L’analyse d’impact relative à la protection des données (AIPD, ou DPIA en anglais) n’est pas un exercice bureaucratique. C’est une obligation légale du RGPD (article 35) qui s’applique à la quasi-totalité des systèmes d’IA traitant des données personnelles. Et avec l’entrée en application progressive de l’AI Act, l’AIPD devient la pièce maîtresse de la conformité IA.
À retenir
- L'AIPD est obligatoire dès qu'un traitement IA présente un risque élevé pour les droits des personnes
- La CNIL a publié une liste de 14 types de traitements nécessitant systématiquement une AIPD
- L'AIPD doit être réalisée avant le déploiement du système — pas après
- L'AI Act ajoute une couche supplémentaire : l'évaluation de conformité pour les systèmes à haut risque
Qu’est-ce qu’une AIPD exactement
L’AIPD est un processus structuré qui évalue les risques d’un traitement de données personnelles pour les droits et libertés des personnes concernées. Elle est prévue par l’article 35 du RGPD et doit être réalisée avant la mise en oeuvre du traitement.
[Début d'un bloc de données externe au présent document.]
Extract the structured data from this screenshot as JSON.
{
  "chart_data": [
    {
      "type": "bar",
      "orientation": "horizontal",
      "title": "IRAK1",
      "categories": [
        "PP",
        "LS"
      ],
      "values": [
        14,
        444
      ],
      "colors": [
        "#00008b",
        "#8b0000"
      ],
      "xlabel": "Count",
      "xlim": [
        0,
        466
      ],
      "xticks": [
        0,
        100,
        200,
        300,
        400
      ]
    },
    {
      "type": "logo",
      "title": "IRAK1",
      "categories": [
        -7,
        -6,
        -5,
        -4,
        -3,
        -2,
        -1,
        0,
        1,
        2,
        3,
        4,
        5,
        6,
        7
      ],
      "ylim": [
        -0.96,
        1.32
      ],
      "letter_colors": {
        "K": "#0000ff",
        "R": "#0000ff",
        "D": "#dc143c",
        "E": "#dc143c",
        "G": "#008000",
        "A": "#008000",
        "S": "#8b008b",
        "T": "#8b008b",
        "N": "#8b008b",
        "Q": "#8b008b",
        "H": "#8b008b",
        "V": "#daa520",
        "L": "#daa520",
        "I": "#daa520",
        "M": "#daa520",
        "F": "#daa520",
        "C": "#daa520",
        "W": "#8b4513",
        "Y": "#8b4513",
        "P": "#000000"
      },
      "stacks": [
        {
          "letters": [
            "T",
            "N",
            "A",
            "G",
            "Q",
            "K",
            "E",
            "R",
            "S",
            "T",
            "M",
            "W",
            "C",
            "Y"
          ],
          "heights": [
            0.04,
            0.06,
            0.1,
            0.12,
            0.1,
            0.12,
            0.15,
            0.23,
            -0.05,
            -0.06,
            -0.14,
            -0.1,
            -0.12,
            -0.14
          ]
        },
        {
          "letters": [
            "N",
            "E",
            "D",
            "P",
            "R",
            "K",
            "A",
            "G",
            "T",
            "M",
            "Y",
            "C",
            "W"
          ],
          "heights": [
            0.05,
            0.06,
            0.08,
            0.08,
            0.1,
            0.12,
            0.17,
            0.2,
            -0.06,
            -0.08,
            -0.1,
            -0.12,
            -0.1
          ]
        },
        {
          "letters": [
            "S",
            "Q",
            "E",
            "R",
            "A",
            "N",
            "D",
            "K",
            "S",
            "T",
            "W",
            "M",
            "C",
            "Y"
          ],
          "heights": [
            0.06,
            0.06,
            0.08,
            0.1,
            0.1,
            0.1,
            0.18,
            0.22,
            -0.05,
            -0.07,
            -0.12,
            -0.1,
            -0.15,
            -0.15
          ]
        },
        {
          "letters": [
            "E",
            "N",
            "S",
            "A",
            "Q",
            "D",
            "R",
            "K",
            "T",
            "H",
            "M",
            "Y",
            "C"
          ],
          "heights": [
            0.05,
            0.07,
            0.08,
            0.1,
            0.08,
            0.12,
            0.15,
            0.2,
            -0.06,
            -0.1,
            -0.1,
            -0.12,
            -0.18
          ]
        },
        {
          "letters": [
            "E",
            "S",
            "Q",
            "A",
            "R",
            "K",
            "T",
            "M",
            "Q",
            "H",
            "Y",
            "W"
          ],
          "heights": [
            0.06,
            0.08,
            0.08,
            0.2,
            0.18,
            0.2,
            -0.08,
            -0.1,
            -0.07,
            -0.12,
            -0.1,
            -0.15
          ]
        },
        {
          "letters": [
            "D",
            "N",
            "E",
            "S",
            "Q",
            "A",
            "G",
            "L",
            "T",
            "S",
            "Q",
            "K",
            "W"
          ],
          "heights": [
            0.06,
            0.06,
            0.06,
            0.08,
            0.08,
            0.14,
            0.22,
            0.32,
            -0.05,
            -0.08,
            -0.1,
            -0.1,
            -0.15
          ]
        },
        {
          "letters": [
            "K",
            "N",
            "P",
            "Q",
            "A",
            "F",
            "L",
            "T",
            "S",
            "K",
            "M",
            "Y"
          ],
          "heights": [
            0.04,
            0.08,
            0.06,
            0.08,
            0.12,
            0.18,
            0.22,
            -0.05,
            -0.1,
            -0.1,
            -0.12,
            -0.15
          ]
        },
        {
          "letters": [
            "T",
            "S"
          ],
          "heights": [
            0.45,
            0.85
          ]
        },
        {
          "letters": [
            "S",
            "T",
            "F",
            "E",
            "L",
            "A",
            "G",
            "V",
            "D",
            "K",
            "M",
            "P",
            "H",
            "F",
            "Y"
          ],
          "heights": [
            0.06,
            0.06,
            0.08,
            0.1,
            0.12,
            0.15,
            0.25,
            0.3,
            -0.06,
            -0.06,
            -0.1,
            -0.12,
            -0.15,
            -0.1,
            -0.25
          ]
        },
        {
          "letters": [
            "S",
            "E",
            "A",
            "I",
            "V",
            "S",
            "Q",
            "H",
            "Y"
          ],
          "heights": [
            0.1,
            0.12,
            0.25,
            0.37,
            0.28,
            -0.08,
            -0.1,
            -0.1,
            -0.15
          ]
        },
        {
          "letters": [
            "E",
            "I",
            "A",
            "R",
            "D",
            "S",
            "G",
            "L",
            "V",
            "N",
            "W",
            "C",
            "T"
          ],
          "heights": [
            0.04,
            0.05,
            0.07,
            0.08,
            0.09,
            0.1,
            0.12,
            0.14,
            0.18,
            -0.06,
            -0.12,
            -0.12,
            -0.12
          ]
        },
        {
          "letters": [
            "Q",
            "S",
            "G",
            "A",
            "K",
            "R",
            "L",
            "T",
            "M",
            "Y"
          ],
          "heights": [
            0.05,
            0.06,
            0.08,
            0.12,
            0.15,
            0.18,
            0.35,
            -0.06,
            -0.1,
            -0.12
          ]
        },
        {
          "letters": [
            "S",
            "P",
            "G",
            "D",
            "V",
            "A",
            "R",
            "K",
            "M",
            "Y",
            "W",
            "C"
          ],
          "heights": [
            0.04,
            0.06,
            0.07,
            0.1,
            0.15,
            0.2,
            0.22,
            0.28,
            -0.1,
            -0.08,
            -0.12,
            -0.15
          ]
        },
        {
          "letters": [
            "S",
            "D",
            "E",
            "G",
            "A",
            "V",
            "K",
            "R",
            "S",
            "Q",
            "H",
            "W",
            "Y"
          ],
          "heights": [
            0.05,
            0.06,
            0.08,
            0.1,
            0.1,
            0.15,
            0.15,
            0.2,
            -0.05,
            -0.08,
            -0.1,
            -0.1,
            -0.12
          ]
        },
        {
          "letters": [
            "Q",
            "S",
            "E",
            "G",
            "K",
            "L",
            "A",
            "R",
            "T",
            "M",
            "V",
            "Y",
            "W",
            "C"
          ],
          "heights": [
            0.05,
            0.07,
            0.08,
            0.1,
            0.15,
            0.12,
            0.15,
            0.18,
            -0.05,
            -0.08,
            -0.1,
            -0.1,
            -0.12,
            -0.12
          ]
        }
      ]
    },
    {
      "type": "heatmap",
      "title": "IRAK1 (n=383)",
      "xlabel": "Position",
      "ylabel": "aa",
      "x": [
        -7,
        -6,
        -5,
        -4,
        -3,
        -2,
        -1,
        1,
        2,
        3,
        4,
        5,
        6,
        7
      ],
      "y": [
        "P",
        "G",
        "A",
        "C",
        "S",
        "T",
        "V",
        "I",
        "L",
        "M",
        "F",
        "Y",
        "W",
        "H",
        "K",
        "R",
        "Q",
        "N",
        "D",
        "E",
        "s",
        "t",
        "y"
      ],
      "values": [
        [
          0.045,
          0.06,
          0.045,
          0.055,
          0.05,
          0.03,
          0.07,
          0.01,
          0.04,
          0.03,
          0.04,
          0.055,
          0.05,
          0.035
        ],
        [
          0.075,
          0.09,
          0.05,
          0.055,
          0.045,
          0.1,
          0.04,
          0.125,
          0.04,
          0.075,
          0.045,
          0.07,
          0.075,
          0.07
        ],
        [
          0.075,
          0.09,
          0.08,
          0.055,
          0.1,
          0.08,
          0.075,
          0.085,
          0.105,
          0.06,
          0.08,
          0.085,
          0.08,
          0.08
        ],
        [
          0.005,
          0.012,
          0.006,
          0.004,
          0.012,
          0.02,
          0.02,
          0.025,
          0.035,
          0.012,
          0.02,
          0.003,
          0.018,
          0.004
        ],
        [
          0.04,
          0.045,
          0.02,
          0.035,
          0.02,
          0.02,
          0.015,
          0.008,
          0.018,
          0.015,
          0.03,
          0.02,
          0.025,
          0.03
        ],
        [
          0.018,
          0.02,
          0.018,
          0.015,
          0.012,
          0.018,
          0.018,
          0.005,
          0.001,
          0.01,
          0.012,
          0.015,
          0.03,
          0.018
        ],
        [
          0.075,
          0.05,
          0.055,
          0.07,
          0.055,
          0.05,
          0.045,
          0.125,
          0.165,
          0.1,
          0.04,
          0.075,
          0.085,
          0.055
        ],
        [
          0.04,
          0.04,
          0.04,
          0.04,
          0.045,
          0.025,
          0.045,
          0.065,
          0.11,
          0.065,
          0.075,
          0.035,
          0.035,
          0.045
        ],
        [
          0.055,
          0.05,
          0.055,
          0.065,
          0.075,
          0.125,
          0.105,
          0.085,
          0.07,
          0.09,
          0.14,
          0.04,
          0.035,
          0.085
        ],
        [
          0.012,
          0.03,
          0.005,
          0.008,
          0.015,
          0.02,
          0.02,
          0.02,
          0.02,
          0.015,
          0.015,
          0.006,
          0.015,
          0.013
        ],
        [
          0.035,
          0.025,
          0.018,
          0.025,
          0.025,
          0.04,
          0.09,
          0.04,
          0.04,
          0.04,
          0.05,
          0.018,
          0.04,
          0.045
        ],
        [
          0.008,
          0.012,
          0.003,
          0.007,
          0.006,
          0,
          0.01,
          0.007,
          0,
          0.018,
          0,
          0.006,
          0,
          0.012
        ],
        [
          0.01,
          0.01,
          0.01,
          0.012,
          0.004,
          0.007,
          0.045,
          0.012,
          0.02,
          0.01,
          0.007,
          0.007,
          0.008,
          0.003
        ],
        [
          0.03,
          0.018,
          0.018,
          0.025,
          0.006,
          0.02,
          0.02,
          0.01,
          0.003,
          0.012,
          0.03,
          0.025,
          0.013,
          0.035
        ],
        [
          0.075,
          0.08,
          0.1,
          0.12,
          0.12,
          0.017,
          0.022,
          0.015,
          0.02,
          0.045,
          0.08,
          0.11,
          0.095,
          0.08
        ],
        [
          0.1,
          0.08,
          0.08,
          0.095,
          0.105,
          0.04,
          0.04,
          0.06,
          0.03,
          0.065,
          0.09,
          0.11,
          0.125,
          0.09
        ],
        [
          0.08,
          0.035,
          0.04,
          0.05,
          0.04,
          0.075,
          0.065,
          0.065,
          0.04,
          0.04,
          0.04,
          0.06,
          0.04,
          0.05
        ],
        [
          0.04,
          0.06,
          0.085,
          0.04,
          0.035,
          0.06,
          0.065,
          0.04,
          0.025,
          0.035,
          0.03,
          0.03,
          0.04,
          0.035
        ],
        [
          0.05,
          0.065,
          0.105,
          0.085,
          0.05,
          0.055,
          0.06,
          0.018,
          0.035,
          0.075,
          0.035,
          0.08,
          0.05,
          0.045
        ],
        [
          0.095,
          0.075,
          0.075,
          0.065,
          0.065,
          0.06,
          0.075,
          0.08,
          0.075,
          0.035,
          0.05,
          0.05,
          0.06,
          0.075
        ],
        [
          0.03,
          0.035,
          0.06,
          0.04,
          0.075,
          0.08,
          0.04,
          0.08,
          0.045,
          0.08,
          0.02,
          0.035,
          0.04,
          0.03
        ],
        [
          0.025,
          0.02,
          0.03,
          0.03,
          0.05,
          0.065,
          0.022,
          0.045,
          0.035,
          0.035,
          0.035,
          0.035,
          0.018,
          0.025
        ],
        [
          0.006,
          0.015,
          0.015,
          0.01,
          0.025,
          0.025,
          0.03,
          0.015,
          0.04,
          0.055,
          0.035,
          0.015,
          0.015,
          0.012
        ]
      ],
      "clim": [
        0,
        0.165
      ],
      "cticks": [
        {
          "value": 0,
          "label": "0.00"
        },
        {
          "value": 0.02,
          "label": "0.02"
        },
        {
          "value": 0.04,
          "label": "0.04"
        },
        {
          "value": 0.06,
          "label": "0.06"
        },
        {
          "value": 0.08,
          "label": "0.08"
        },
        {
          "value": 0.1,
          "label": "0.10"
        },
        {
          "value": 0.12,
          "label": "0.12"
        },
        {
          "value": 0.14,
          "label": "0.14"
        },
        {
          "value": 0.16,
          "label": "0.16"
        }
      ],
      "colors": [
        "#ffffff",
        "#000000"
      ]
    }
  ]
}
L’AIPD ne se limite pas à un formulaire. C’est une démarche en quatre temps :
- Description du traitement — quelles données, quelles finalités, quels moyens, quels acteurs
- Évaluation de la nécessité et de la proportionnalité — le traitement est-il justifié ? Les données collectées sont-elles strictement nécessaires ?
- Identification et évaluation des risques — quels sont les risques pour les personnes concernées ? Quelle est leur gravité ? Quelle est leur probabilité ?
- Mesures de mitigation — quelles mesures techniques et organisationnelles réduisent les risques à un niveau acceptable ?
Pour les systèmes d’IA, l’AIPD prend une dimension particulière. Les LLM, les modèles de scoring, les systèmes de reconnaissance faciale et les outils d’analyse prédictive présentent des risques spécifiques — opacité algorithmique, biais, traitement massif, prise de décision automatisée — qui doivent être explicitement évalués.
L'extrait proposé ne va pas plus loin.